Özlediğim Çocukluk
***Tepelerine tırmandığım erik ağaçlarının bulunduğu bahçelerde kuş
Cıvıltılarını dinlediğimiz,
***Mahalle aralarında erkek çocukların takım oluşturduğu, eften püften
kalelerin kurulup futbol oynadığı,
***Sek sek, yakar top, is top, çelik çomak, saklambaç, beştaş, 9 kiremit( dalye)
misket, köşe kapmaca, yağ satarım, bezirgân başı, tilki tilki saatin kaç,
kulaktan kulağa, körebe; daha sonraları langırt( Masa futbolu )gibi
oyunların oynandığı,
***Dizlerimizin kanadığı,
***Bilgisayarın henüz olmadığı, radyoda ‘’ Okul Saati’’ , akşamları da
heyecanla beklenen ‘’Radyo Tiyatrosu’’nun dinlenildiği, o
karakterleri canlandıran sanatçıların seslerinin kulaklardan
silinmediği,
***Hafta sonları toplanıp sinemaya gittiğimiz,
***Kan kardeş olunan,
***Plakların dinlenildiği,
***Maksim’de, Çakıl Gazinosunda evde yapılmış kuru köfteli, zeytinyağlı
dolmalı ‘’ Kadınlar Matinesi’’nin yapıldığı,
***Bayramlarda el öpen çocuklara ucuna demir para bağlanmış
mendillerin verildiği,
*** siyah beyaz resimlerin çektirildiği,
***Güneşin sanki daha farklı ısıttığı,
***Şen kahkahalarla sokakların çınladığı,
***Sanki daha kolay mutlu olabildiğimiz,
***Pazarlarda alışverişte filelerin, bakkallarda kesekâğıtlarının kullanıldığı,
***Kadınların daha bir kadın, erkeklerin daha bir erkek olduğu,
***Sevgi ve aşkların bu kadar ayağa düşürülmediği,
***Henüz GDO’lu ürünlerin olmadığı,
çocukluk yıllarımı özledim.
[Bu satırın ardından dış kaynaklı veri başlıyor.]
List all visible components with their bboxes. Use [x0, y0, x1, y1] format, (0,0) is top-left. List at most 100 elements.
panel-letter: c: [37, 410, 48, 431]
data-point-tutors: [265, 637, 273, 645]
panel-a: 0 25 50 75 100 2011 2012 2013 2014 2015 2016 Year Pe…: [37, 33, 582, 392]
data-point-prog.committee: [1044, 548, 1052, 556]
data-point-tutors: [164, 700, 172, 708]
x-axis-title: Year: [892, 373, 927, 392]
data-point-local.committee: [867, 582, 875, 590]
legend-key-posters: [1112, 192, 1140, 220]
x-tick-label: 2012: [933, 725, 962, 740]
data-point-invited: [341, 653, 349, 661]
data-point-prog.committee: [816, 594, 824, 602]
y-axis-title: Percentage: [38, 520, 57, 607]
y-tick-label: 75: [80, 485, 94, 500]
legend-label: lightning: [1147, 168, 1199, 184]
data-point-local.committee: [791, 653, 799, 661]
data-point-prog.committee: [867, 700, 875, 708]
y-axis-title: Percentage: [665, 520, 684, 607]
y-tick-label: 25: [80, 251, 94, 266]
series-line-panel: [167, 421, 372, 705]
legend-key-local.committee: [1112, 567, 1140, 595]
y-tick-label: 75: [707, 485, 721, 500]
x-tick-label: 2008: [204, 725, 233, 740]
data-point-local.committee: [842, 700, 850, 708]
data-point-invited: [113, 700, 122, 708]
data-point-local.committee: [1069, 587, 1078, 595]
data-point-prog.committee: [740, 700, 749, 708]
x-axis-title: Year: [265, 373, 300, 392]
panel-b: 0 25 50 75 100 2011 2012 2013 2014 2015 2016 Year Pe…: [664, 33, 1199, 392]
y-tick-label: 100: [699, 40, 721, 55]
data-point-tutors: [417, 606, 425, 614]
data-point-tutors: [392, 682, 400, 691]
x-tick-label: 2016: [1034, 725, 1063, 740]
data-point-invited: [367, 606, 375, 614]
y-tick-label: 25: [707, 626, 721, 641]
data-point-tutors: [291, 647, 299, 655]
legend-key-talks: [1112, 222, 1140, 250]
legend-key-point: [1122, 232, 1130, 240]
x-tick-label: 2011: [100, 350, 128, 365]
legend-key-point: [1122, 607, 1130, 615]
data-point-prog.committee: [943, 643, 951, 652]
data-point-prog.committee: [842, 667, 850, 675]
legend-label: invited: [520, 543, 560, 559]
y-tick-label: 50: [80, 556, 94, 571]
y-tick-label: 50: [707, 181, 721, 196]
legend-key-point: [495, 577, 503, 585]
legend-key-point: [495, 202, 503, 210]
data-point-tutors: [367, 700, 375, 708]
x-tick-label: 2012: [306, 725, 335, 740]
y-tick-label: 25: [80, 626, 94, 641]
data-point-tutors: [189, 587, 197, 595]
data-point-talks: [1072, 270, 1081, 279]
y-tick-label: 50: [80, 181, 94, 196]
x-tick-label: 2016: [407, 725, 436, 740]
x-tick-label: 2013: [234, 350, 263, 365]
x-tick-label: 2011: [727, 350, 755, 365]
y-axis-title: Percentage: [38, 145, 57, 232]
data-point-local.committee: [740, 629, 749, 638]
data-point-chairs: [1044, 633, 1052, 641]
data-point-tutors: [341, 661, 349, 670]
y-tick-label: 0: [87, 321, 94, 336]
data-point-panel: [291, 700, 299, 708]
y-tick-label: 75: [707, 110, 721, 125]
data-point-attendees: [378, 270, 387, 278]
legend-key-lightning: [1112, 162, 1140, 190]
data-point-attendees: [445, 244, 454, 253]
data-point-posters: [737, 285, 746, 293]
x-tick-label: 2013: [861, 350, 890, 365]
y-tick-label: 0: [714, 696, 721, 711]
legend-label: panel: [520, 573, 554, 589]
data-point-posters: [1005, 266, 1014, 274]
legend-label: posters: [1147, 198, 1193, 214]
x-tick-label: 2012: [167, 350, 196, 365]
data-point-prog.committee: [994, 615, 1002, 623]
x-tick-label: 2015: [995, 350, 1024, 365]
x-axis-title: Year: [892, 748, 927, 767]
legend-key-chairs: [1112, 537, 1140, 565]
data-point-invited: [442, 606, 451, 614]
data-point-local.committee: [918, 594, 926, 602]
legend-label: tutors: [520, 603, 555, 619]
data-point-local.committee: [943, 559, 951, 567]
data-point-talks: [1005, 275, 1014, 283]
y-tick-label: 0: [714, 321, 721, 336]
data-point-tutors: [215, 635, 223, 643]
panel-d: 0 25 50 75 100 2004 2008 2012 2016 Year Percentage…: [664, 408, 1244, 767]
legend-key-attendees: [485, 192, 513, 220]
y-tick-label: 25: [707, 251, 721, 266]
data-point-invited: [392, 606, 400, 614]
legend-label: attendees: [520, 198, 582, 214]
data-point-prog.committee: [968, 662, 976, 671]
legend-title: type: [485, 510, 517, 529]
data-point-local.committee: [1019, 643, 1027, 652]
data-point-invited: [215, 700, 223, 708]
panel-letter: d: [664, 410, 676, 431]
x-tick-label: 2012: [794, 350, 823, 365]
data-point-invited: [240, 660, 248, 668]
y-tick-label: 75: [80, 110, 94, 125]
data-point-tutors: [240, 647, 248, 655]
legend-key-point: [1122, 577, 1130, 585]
Fırtına gibi gelip geçmiş sanki ama yıkıp geçerek değil, yapıp geçerek…
Büyüdük, bir yanımız çocuk kaldı hâlâ. Uzatsam elimi dokunabileceğim, tutabileceğim kadar yakın sanki anılar…
Ne çabuk geçmiş çocukluğum, ne çabuk büyümüşüm…
Biliyorum ki değişmeyen tek şey değişimin kendisidir. Evet, pek çok şey değişti, değişmeliydi. Ama insanlığı da kaybettik yavaş yavaş. Değerleri de kaybettik. Savaşları naklen izlemeye başladık artık. Aşkları bilgisayar başında yaşar olduk. Zaman su gibi akar oldu. Sıcak ve güven dolu bir merhabalara hasret kalınır oldu. Kimse sokağa çıktığınsa ‘’ Sabah şerifleriniz hayır olsun efendim.’’ demiyor artık. Deli özlemler yaşanıyor, deli özlemler sadece…
İmza: Eski bir çocuk ( Müşerref ÖZDAŞ )
YORUMLAR
Müşerref hanım yazınızı okuyunca benim çocukluğumu anlatıyorsunuz sandım.
Çocuk saati benim vazgeçemediğim, heyecanla beklediğim bir eğlencemdi.
Radya tiyatrolarını biraz daha büyüdüğümde annemle dinlerdik.Radyo parazit yapar, en heyecanlı yerinde anlamazdık.
İlk televizyon yayınları on onikili yaşlarıma denk gelir.
Sokaklar oyun oynayan bizler için şimdikinden çok çok güvenliydi.
Yazınız beni çok gerilere döndürdü.
Paylaşımınız için teşekkürler, saygılarımla.